Quelle psychothérapie choisir ?

Idées reçue n°1 : la psychanalyse et les Thérapies comportementales sont des opposées

Lors d’un échange récent sur un réseau social, j’ai lu des commentaires qui mettaient en opposition les deux types de thérapie les plus connues : les thérapies cognitives et comportementales (TCC) et la psychanalyse.

Ces commentaires les opposaient strictement sur plusieurs points :

  • si tu veux comprendre ton problème, fais une psychanalyse, si tu veux agir sur tes symptômes, fais une Thérapie comportementale et cognitive (TCC)
  • la psychanalyse traite le passé et les TCC le présent
  • la psychanalyse dure 10 ou 20 ans, les TCC 3 mois

Je veux monter que, si les frontières entre ces deux approches étaient si rigides, on ne traiterait qu’une partie du problème en thérapie : intellectualiser d’un côté et agir de l’autre.

La réalité est plus complexe, évidemment.
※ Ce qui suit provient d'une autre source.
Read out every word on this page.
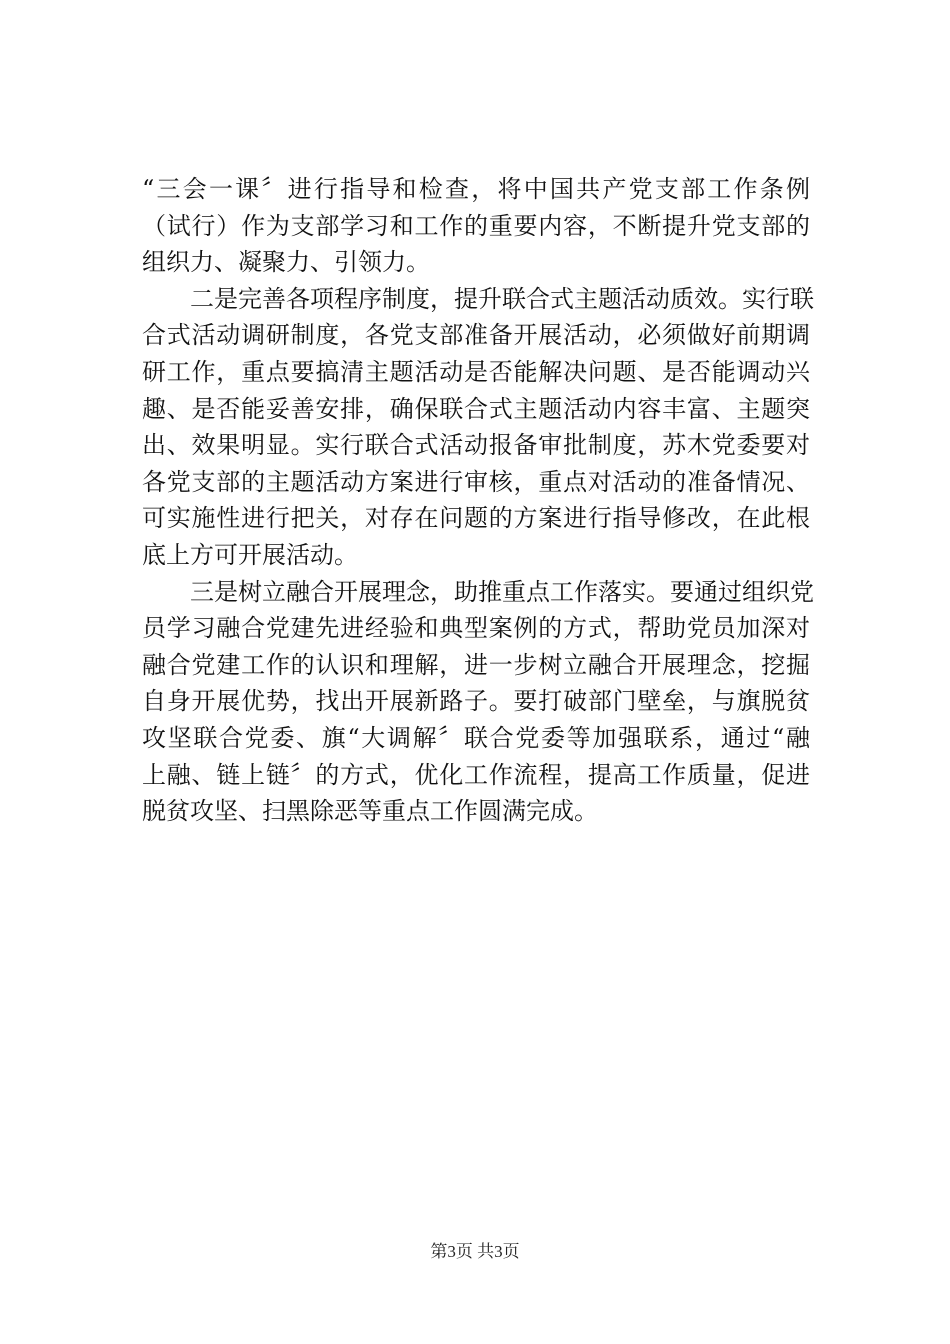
“三会一课〞进行指导和检查，将中国共产党支部工作条例
（试行）作为支部学习和工作的重要内容，不断提升党支部的
组织力、凝聚力、引领力。
二是完善各项程序制度，提升联合式主题活动质效。实行联
合式活动调研制度，各党支部准备开展活动，必须做好前期调
研工作，重点要搞清主题活动是否能解决问题、是否能调动兴
趣、是否能妥善安排，确保联合式主题活动内容丰富、主题突
出、效果明显。实行联合式活动报备审批制度，苏木党委要对
各党支部的主题活动方案进行审核，重点对活动的准备情况、
可实施性进行把关，对存在问题的方案进行指导修改，在此根
底上方可开展活动。
三是树立融合开展理念，助推重点工作落实。要通过组织党
员学习融合党建先进经验和典型案例的方式，帮助党员加深对
融合党建工作的认识和理解，进一步树立融合开展理念，挖掘
自身开展优势，找出开展新路子。要打破部门壁垒，与旗脱贫
攻坚联合党委、旗“大调解〞联合党委等加强联系，通过“融
上融、链上链〞的方式，优化工作流程，提高工作质量，促进
脱贫攻坚、扫黑除恶等重点工作圆满完成。
第3页 共3页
La psychanalyse, même si orientée vers la compréhension de ce que l’on vit, permet heureusement aussi d’agir. Le cerveau ayant besoin de sens, comprendre devient une base pour se mettre en mouvement et éventuellement, modifier les symptômes dérangeants dans le présent. Donc même si ce n’est pas l’objectif principal de cette approche, elle en a néanmoins souvent les effets indirects.

De la même façon, les Thérapies comportementales et cognitives ne se contentent pas d’être seulement orientée vers l’action et la réduction du symptômes. L’analyse fonctionnelle du patient (étape de diagnostic du fonctionnement du patient) réalisée par les thérapeutes TCC, nécessite une compréhension de certains éléments du passé du patient. Certains thérapeutes TCC travaillent même avec le transfert qui est une notion issue de la psychanalyse.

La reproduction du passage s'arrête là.